Ayer no termina nunca: Patada en el estómago

Después de algunos años, Isabel Coixet (La vida secreta de las palabras) regresa de nuevo con un largometraje. Se llama Ayer no termina nunca y es un drama muy en la línea de la cineasta catalana. Recordemos que Coixet no ha trabajado con otro género que no sea el drama y el documental, así que podemos decir que camina por un terreno ya labrado. Con esta nueva película, de la que se han conocido escasos datos hasta poco antes de su estreno, podemos ver un dibujo del futuro de nuestro país y de las consecuencias que han traído recortes, despidos, desahucios y demás golpes de la crisis.

Javier Cámara en Ayer no termina nunca

Javier Cámara en Ayer no termina nunca

Como digo, la cinta nos invita a viajar hasta el 2017, donde España está devastada. Los que están todavía en el país es porque entonces no tuvieron ocasión de huir, o simplemente porque piensan que la solución está cerca. Millones de viviendas vacías, más de 7 millones de parados, corrupción y construcción de casinos y demás “intentos” de salir de la crisis. El argumento se centra alrededor de dos personajes protagonistas, el padre y la madre de un niño que murió años atrás por una negligencia médica provocada por los recortes en la sanidad. Después de años sin saber nada el uno del otro, vuelven a verse las caras para llevar a cabo unos trámites en el lugar donde su hijo está enterrado, y no tardan en mirar atrás y echarse las cosas en cara.

Creo que lo que es la historia es desgarradora, cruda y muy dura. No me considero un seguidor de Isabel Coixet.

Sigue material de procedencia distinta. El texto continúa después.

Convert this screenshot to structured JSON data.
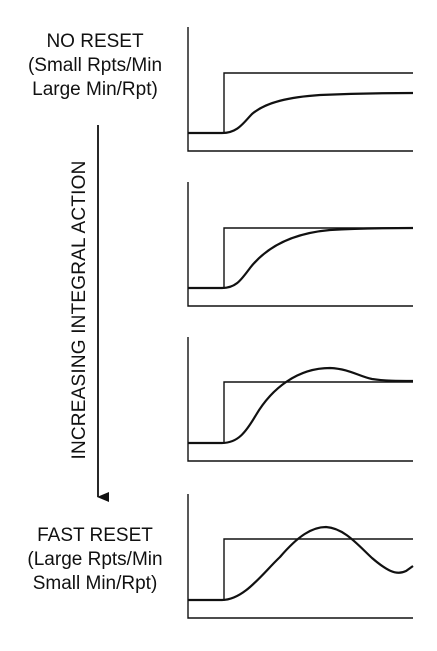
{
  "top_label": {
    "line1": "NO RESET",
    "line2": "(Small Rpts/Min",
    "line3": "Large Min/Rpt)"
  },
  "axis_label": "INCREASING INTEGRAL ACTION",
  "bottom_label": {
    "line1": "FAST RESET",
    "line2": "(Large Rpts/Min",
    "line3": "Small Min/Rpt)"
  },
  "panels": [
    {
      "name": "no-reset-response",
      "response": "slow-first-order"
    },
    {
      "name": "moderate-reset-response",
      "response": "faster-first-order"
    },
    {
      "name": "increased-reset-response",
      "response": "slight-overshoot"
    },
    {
      "name": "fast-reset-response",
      "response": "oscillatory-overshoot"
    }
  ],
  "colors": {
    "line": "#111111",
    "background": "#ffffff"
  }
}
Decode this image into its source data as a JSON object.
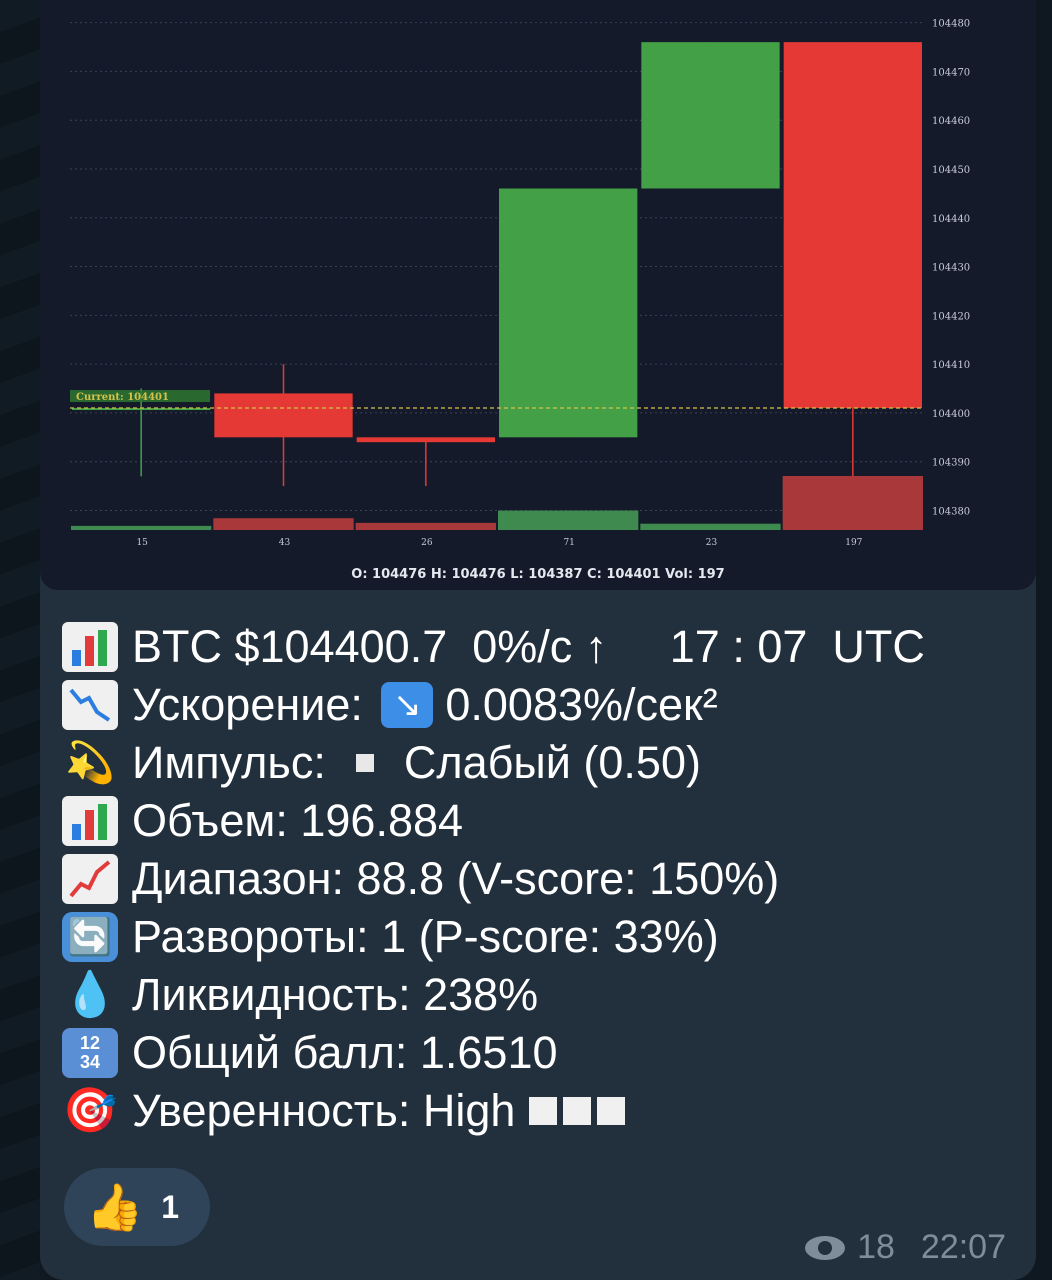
{
  "chart_data": {
    "type": "candlestick",
    "candles": [
      {
        "open": 104401,
        "close": 104401,
        "high": 104405,
        "low": 104387,
        "volume": 15,
        "direction": "up"
      },
      {
        "open": 104404,
        "close": 104395,
        "high": 104410,
        "low": 104385,
        "volume": 43,
        "direction": "down"
      },
      {
        "open": 104395,
        "close": 104394,
        "high": 104395,
        "low": 104385,
        "volume": 26,
        "direction": "down"
      },
      {
        "open": 104395,
        "close": 104446,
        "high": 104446,
        "low": 104395,
        "volume": 71,
        "direction": "up"
      },
      {
        "open": 104446,
        "close": 104476,
        "high": 104476,
        "low": 104446,
        "volume": 23,
        "direction": "up"
      },
      {
        "open": 104476,
        "close": 104401,
        "high": 104476,
        "low": 104387,
        "volume": 197,
        "direction": "down"
      }
    ],
    "volume_labels": [
      "15",
      "43",
      "26",
      "71",
      "23",
      "197"
    ],
    "y_ticks": [
      "104480",
      "104470",
      "104460",
      "104450",
      "104440",
      "104430",
      "104420",
      "104410",
      "104400",
      "104390",
      "104380"
    ],
    "ylim": [
      104376,
      104483
    ],
    "current_label": "Current: 104401",
    "current_value": 104401,
    "ohlc_footer": "O: 104476  H: 104476  L: 104387  C: 104401  Vol: 197",
    "colors": {
      "up": "#43a047",
      "down": "#e53935",
      "background": "#141a2a",
      "grid": "#3a4256",
      "current": "#d4c24a"
    }
  },
  "message": {
    "line1": {
      "text": "BTC $104400.7  0%/с ↑     17 : 07  UTC"
    },
    "line2": {
      "label": "Ускорение: ",
      "arrow": "↘",
      "value": "0.0083%/сек²"
    },
    "line3": {
      "label": "Импульс:",
      "value": "Слабый (0.50)"
    },
    "line4": {
      "text": "Объем: 196.884"
    },
    "line5": {
      "text": "Диапазон: 88.8 (V-score: 150%)"
    },
    "line6": {
      "text": "Развороты: 1 (P-score: 33%)"
    },
    "line7": {
      "text": "Ликвидность: 238%"
    },
    "line8": {
      "text": "Общий балл: 1.6510"
    },
    "line9": {
      "text": "Уверенность: High"
    },
    "icons": [
      "bar-chart-icon",
      "chart-decreasing-icon",
      "dizzy-star-icon",
      "bar-chart-icon",
      "chart-increasing-icon",
      "cycle-arrows-icon",
      "droplet-icon",
      "input-numbers-icon",
      "direct-hit-icon"
    ],
    "nums_icon_top": "12",
    "nums_icon_bottom": "34"
  },
  "reaction": {
    "emoji": "👍",
    "count": "1"
  },
  "meta": {
    "views": "18",
    "time": "22:07"
  }
}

No la adulo, ni la odio, que suelen ser las sensaciones que despierta con frecuencia. Es cierto que son 108 minutos de metraje en la que la película hace honor a su nombre y efectivamente no termina nunca. Entre los dos protagonistas hablando, y los planos a la nada en plan Terrence Malick (El árbol de la vida) que acostumbra hacer la directora , se plantea un poco tostón. Pero ojo, la película posee esa desnudez y esa intensidad sentimental que hace que no estés tan atento del reloj.

Candela Peña en Ayer no termina nunca

Candela Peña en Ayer no termina nunca

Si que es cierto que en ocasiones se presenta tan pesimista que temí que alguien del pase de prensa se hiciera el “hara-kiri” allí mismo, pero es que uno lo piensa y es como un destino irremediable, algo que según como está España, no tardará en pasar. Más de un espectador conseguirá invadir el rol de alguno de los actores protagonistas y pensar: “Vale, esta o este puedo ser yo dentro de cuatro o cinco años”. Es como esa certeza que sienta como una patada.

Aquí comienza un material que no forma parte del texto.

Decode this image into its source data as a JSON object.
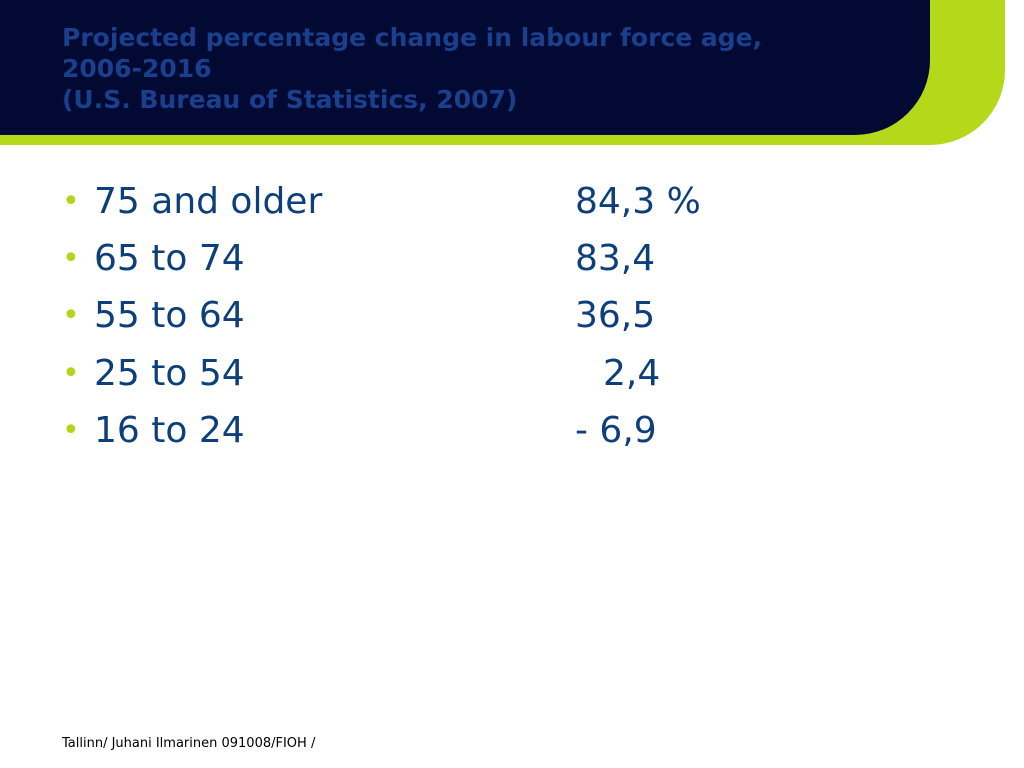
{
  "header": {
    "title_lines": [
      "Projected percentage change in labour force age,",
      "2006-2016",
      "(U.S. Bureau of Statistics, 2007)"
    ]
  },
  "items": [
    {
      "label": "75 and older",
      "value": "84,3 %"
    },
    {
      "label": "65 to 74",
      "value": "83,4"
    },
    {
      "label": "55 to 64",
      "value": "36,5"
    },
    {
      "label": "25 to 54",
      "value": "2,4"
    },
    {
      "label": "16 to 24",
      "value": "- 6,9"
    }
  ],
  "footer": {
    "text": "Tallinn/ Juhani Ilmarinen 091008/FIOH /"
  }
}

Lo mejor de todo a fin de cuentas, las dos interpretaciones que logran tanto Javier Cámara (Los amantes pasajeros) como Candela Peña (Una pistola en cada mano). En especial esta segunda, que con una naturalidad apabullante encarna a una mujer afectada y tocada, pero a la que aún le queda coraje. Nos deja escenas muy impactantes, sin duda ninguna. Y bueno, Javier Cámara más de lo mismo. Representa a aquel que tuvo ocasión de huir, de escapar del fantasma de su hijo y de mirar para adelante y no estancarse. Ambos tienen muchas capas, mucho en lo que fijarse.

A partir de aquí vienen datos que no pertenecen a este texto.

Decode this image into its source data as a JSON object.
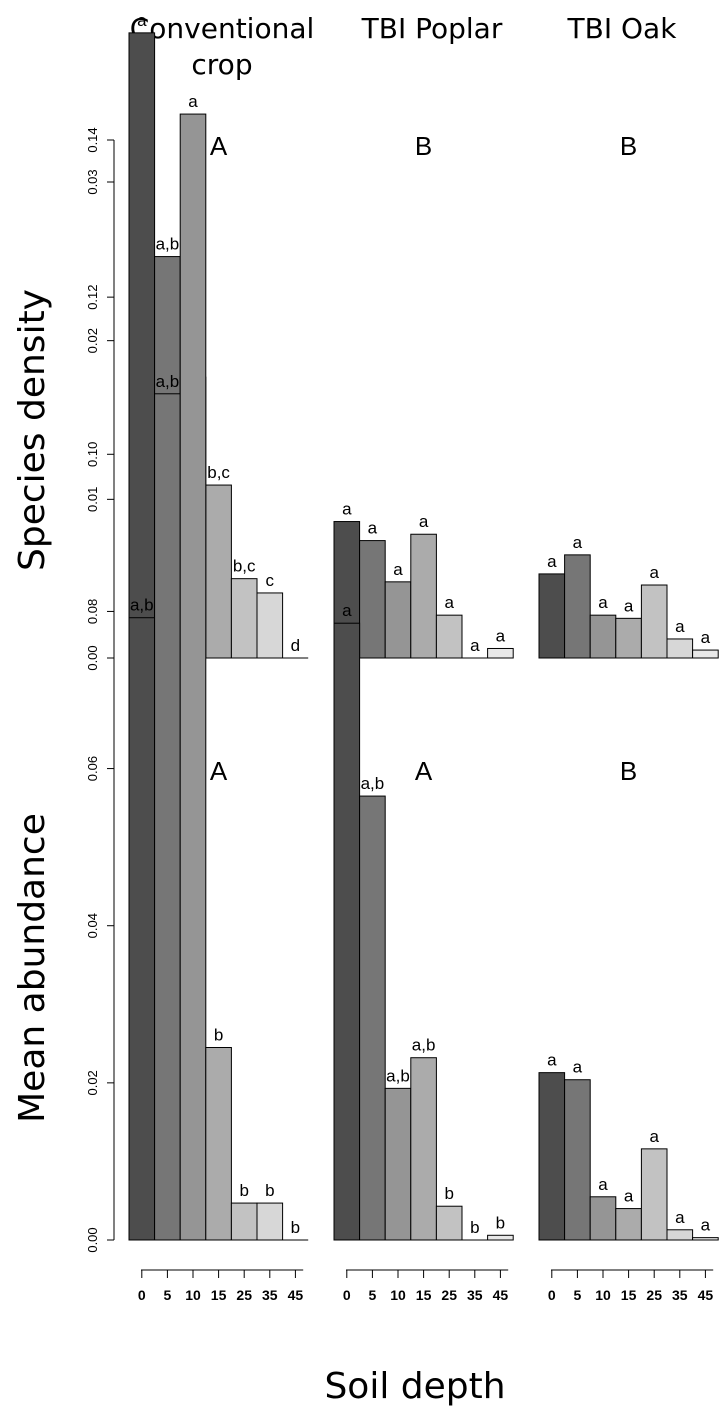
{
  "headers": [
    "Conventional\ncrop",
    "TBI Poplar",
    "TBI Oak"
  ],
  "xlabel": "Soil depth",
  "colors": [
    "#4d4d4d",
    "#767676",
    "#959595",
    "#ababab",
    "#c2c2c2",
    "#d7d7d7",
    "#e8e8e8"
  ],
  "chart_data": [
    {
      "type": "bar",
      "panel": "top",
      "ylabel": "Species density",
      "ylim": [
        0,
        0.0345
      ],
      "yticks": [
        "0.00",
        "0.01",
        "0.02",
        "0.03"
      ],
      "categories": [
        "0",
        "5",
        "10",
        "15",
        "25",
        "35",
        "45"
      ],
      "groups": [
        {
          "name": "Conventional crop",
          "letter": "A",
          "values": [
            0.0394,
            0.0253,
            0.0177,
            0.0109,
            0.005,
            0.0041,
            0.0
          ],
          "labels": [
            "a",
            "a,b",
            "b,c",
            "b,c",
            "b,c",
            "c",
            "d"
          ]
        },
        {
          "name": "TBI Poplar",
          "letter": "B",
          "values": [
            0.0086,
            0.0074,
            0.0048,
            0.0078,
            0.0027,
            0.0,
            0.0006
          ],
          "labels": [
            "a",
            "a",
            "a",
            "a",
            "a",
            "a",
            "a"
          ]
        },
        {
          "name": "TBI Oak",
          "letter": "B",
          "values": [
            0.0053,
            0.0065,
            0.0027,
            0.0025,
            0.0046,
            0.0012,
            0.0005
          ],
          "labels": [
            "a",
            "a",
            "a",
            "a",
            "a",
            "a",
            "a"
          ]
        }
      ]
    },
    {
      "type": "bar",
      "panel": "bottom",
      "ylabel": "Mean abundance",
      "ylim": [
        0,
        0.145
      ],
      "yticks": [
        "0.00",
        "0.02",
        "0.04",
        "0.06",
        "0.08",
        "0.10",
        "0.12",
        "0.14"
      ],
      "categories": [
        "0",
        "5",
        "10",
        "15",
        "25",
        "35",
        "45"
      ],
      "groups": [
        {
          "name": "Conventional crop",
          "letter": "A",
          "values": [
            0.0792,
            0.1077,
            0.1433,
            0.0245,
            0.0047,
            0.0047,
            0.0
          ],
          "labels": [
            "a,b",
            "a,b",
            "a",
            "b",
            "b",
            "b",
            "b"
          ]
        },
        {
          "name": "TBI Poplar",
          "letter": "A",
          "values": [
            0.0785,
            0.0565,
            0.0193,
            0.0232,
            0.0043,
            0.0,
            0.0006
          ],
          "labels": [
            "a",
            "a,b",
            "a,b",
            "a,b",
            "b",
            "b",
            "b"
          ]
        },
        {
          "name": "TBI Oak",
          "letter": "B",
          "values": [
            0.0213,
            0.0204,
            0.0055,
            0.004,
            0.0116,
            0.0013,
            0.0003
          ],
          "labels": [
            "a",
            "a",
            "a",
            "a",
            "a",
            "a",
            "a"
          ]
        }
      ]
    }
  ]
}
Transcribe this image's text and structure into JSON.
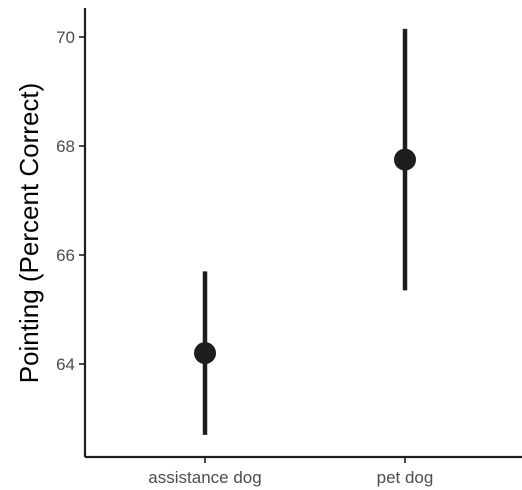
{
  "chart_data": {
    "type": "pointrange",
    "title": "",
    "xlabel": "",
    "ylabel": "Pointing (Percent Correct)",
    "ylim": [
      62.5,
      70.5
    ],
    "yticks": [
      64,
      66,
      68,
      70
    ],
    "categories": [
      "assistance dog",
      "pet dog"
    ],
    "points": [
      {
        "category": "assistance dog",
        "y": 64.2,
        "ymin": 62.7,
        "ymax": 65.7
      },
      {
        "category": "pet dog",
        "y": 67.75,
        "ymin": 65.35,
        "ymax": 70.15
      }
    ],
    "grid": false,
    "colors": {
      "mark": "#1e1e1e",
      "axis": "#1e1e1e",
      "tick_label": "#4d4d4d",
      "axis_title": "#000000"
    }
  }
}
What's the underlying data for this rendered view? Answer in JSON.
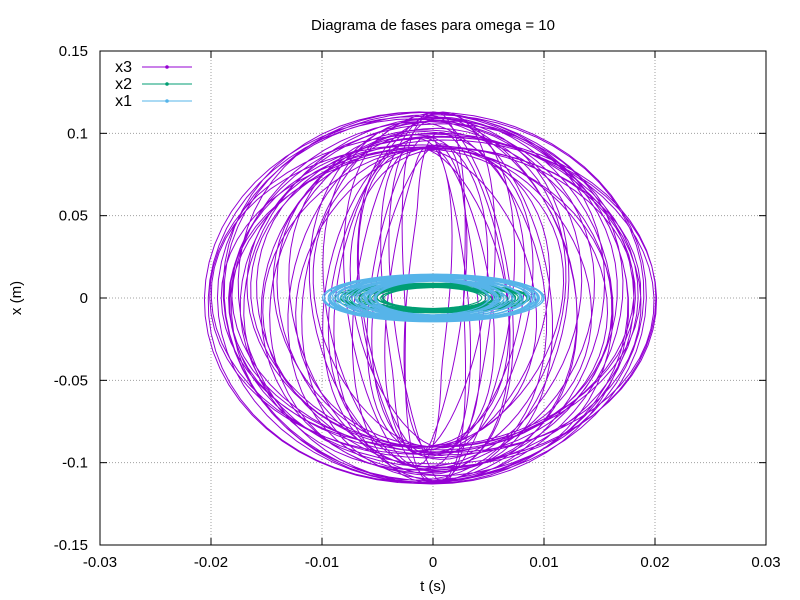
{
  "chart_data": {
    "type": "line",
    "title": "Diagrama de fases para omega = 10",
    "xlabel": "t (s)",
    "ylabel": "x (m)",
    "xlim": [
      -0.03,
      0.03
    ],
    "ylim": [
      -0.15,
      0.15
    ],
    "x_ticks": [
      "-0.03",
      "-0.02",
      "-0.01",
      "0",
      "0.01",
      "0.02",
      "0.03"
    ],
    "y_ticks": [
      "0.15",
      "0.1",
      "0.05",
      "0",
      "-0.05",
      "-0.1",
      "-0.15"
    ],
    "grid": true,
    "legend_position": "top-left",
    "series": [
      {
        "name": "x3",
        "color": "#9400d3",
        "marker": "dot",
        "orbit": {
          "x_center": -0.0003,
          "x_amplitude": 0.0195,
          "y_amplitude": 0.113,
          "x_amplitude_min": 0.0025,
          "loops": 46
        }
      },
      {
        "name": "x2",
        "color": "#009e73",
        "marker": "dot",
        "orbit": {
          "x_center": 0.0,
          "x_amplitude": 0.0085,
          "y_amplitude": 0.009,
          "loops": 22
        }
      },
      {
        "name": "x1",
        "color": "#56b4e9",
        "marker": "dot",
        "orbit": {
          "x_center": 0.0,
          "x_amplitude": 0.0097,
          "y_amplitude": 0.0145,
          "loops": 40
        }
      }
    ]
  }
}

Si no te gusta Isabel Coixet, dudo que lo haga Ayer no termina nunca, pero bueno, nada se pierde por probar. Eso si, si eres de su grupo de seguidores te encantará como busca el lado más vulnerable del espectador.

Lo mejor: Candela Peña, Javier Cámara, y los diálogos entre ambos.

Lo peor: En ocasiones se muestra tan extremadamente pesimista que llega a molestar.

Puntuación: 5/10

Ficha artística y técnica

España. Dirección: Isabel Coixet. Interpretes: Javier Cámara, Candela Peña. Guion: Isabel Coixet; inspirado libremente en “Gif”, de Lot Vekemans. Producción ejecutiva: Isabel Coixet y Adolfo Blanco. Música: Alfonso Vilallonga. Fotografía: Jordi Azategui. Montaje: Jordi Azategui. Dirección artística: Cristina Castells. Vestuario: Agnes Bonet.